I only need a little bit of respite – ten minutes reading the paper or in the bath before someone interrupts me – to appreciate the intensity of solo parenting. I remember the years when I was breastfeeding baby after baby, and then carrying a child in a sling or on my shoulders. Sometimes I was pregnant as well as breastfeeding and that created a whole new level of exhaustion. During that time, I almost forgot what it was like to walk alone. It has taken me a while to rediscover the simple joy of my own space, enforced by having my own bedroom that is only shared if a child creeps in during the night. Now I crave my daughters’ arms around my neck, wisps of their hair in my mouth. Sometimes it’s only when something disappears, that you realise how much you miss it.

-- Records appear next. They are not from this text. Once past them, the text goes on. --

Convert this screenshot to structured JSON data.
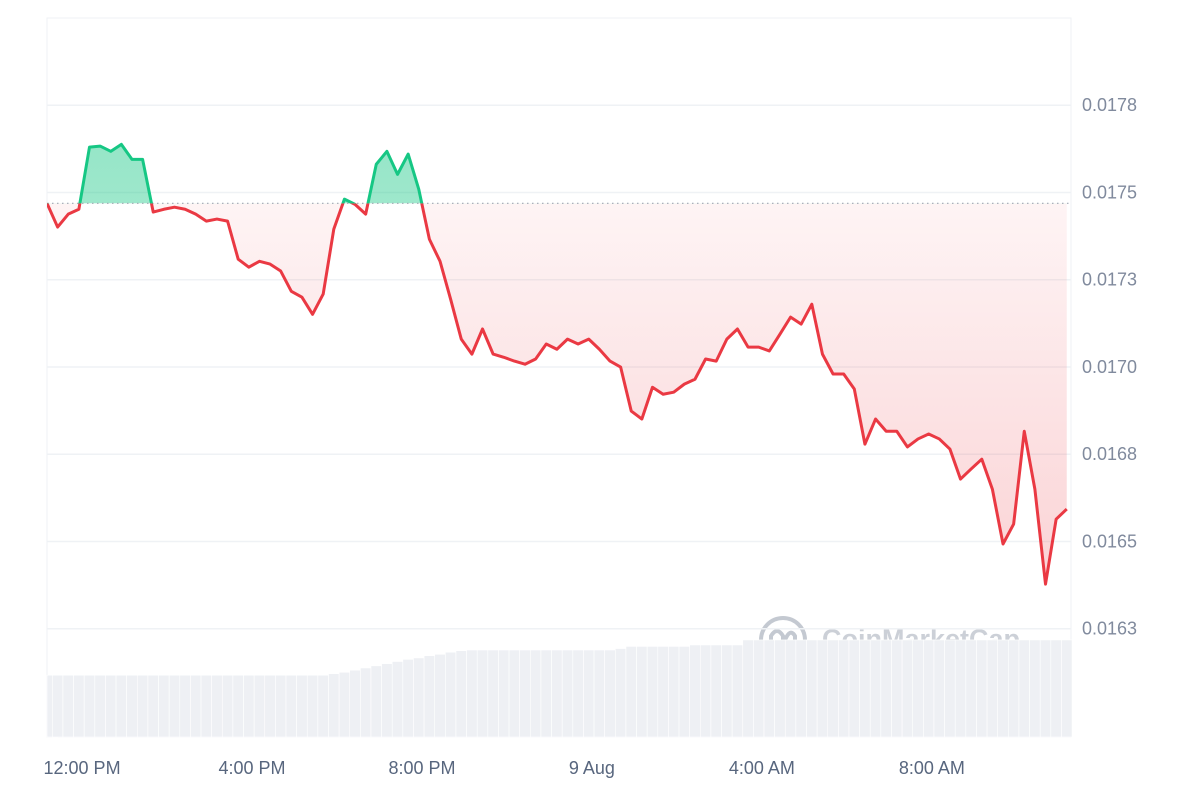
{
  "chart_data": {
    "type": "line",
    "watermark": "CoinMarketCap",
    "values": [
      0.017469,
      0.017401,
      0.017438,
      0.017452,
      0.01763,
      0.017633,
      0.017618,
      0.017638,
      0.017595,
      0.017595,
      0.017444,
      0.017452,
      0.017458,
      0.017452,
      0.017438,
      0.017418,
      0.017424,
      0.017418,
      0.017309,
      0.017286,
      0.017303,
      0.017295,
      0.017275,
      0.017217,
      0.0172,
      0.017151,
      0.017209,
      0.017395,
      0.017481,
      0.017466,
      0.017438,
      0.017581,
      0.017618,
      0.017552,
      0.01761,
      0.017509,
      0.017366,
      0.017303,
      0.017194,
      0.01708,
      0.017037,
      0.017109,
      0.017037,
      0.017028,
      0.017017,
      0.017008,
      0.017023,
      0.017066,
      0.017051,
      0.01708,
      0.017066,
      0.01708,
      0.017051,
      0.017017,
      0.017,
      0.016874,
      0.016851,
      0.016942,
      0.016922,
      0.016928,
      0.016951,
      0.016965,
      0.017023,
      0.017017,
      0.01708,
      0.017109,
      0.017057,
      0.017057,
      0.017046,
      0.017094,
      0.017143,
      0.017123,
      0.01718,
      0.017037,
      0.01698,
      0.01698,
      0.016937,
      0.016779,
      0.016851,
      0.016816,
      0.016816,
      0.016771,
      0.016794,
      0.016808,
      0.016794,
      0.016765,
      0.016679,
      0.016708,
      0.016736,
      0.01665,
      0.016493,
      0.01655,
      0.016816,
      0.01665,
      0.016378,
      0.016564,
      0.016593
    ],
    "color": "#ea3943",
    "up_color": "#16c784",
    "reference_line": 0.017469,
    "volume": [
      8.6,
      8.6,
      8.6,
      8.6,
      8.6,
      8.6,
      8.6,
      8.6,
      8.6,
      8.6,
      8.6,
      8.6,
      8.6,
      8.6,
      8.6,
      8.6,
      8.6,
      8.6,
      8.6,
      8.6,
      8.6,
      8.6,
      8.6,
      8.6,
      8.6,
      8.6,
      8.6,
      8.8,
      9.0,
      9.3,
      9.6,
      9.9,
      10.2,
      10.5,
      10.8,
      11.0,
      11.3,
      11.5,
      11.8,
      12.0,
      12.1,
      12.1,
      12.1,
      12.1,
      12.1,
      12.1,
      12.1,
      12.1,
      12.1,
      12.1,
      12.1,
      12.1,
      12.1,
      12.1,
      12.3,
      12.6,
      12.6,
      12.6,
      12.6,
      12.6,
      12.6,
      12.8,
      12.8,
      12.8,
      12.8,
      12.8,
      13.5,
      13.5,
      13.5,
      13.5,
      13.5,
      13.5,
      13.5,
      13.5,
      13.5,
      13.5,
      13.5,
      13.5,
      13.5,
      13.5,
      13.5,
      13.5,
      13.5,
      13.5,
      13.5,
      13.5,
      13.5,
      13.5,
      13.5,
      13.5,
      13.5,
      13.5,
      13.5,
      13.5,
      13.5,
      13.5,
      13.5
    ],
    "volume_color": "#eef0f4",
    "y2lim": [
      0,
      100
    ],
    "xlim": [
      0,
      96.4
    ],
    "xticks": [
      {
        "value": 3.3,
        "label": "12:00 PM"
      },
      {
        "value": 19.3,
        "label": "4:00 PM"
      },
      {
        "value": 35.3,
        "label": "8:00 PM"
      },
      {
        "value": 51.3,
        "label": "9 Aug"
      },
      {
        "value": 67.3,
        "label": "4:00 AM"
      },
      {
        "value": 83.3,
        "label": "8:00 AM"
      }
    ],
    "ylim": [
      0.01594,
      0.018
    ],
    "yticks": [
      {
        "value": 0.01775,
        "label": "0.0178"
      },
      0.0175,
      {
        "value": 0.01725,
        "label": "0.0173"
      },
      {
        "value": 0.017,
        "label": "0.0170"
      },
      {
        "value": 0.01675,
        "label": "0.0168"
      },
      0.0165,
      {
        "value": 0.01625,
        "label": "0.0163"
      }
    ],
    "grid": true
  }
}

I am learning to lose that feeling of not being enough, and accepting that I have to be. Sometimes a fear that I will get ill or have an accident catches me off guard, and then enough won’t even come into the equation because I won’t be here anymore. Perhaps this is what spurs me on to run in laps around my back lane while the girls whizz up and down on their bikes. Maybe this is why I pack hot chocolate and towels into a bag and gasp in the freezing sea while a small child clings to my neck. And it’s probably why we plant seeds in my tiny front garden, just to feel the sun on our arms and the breeze on our cheeks. These acts keep me grounded, make me feel smaller and less significant, but in a good way. I can’t control everything.
In the middle of the storm, someone wise told me that I had to take a long-term view on my mothering. They told me that when my daughters stopped needing me so viscerally they would look back with affection, catching glimpses of our life as a tribe of girls. This would be my advice to you. You are in this for the long haul. Love yourself as much as you are loved.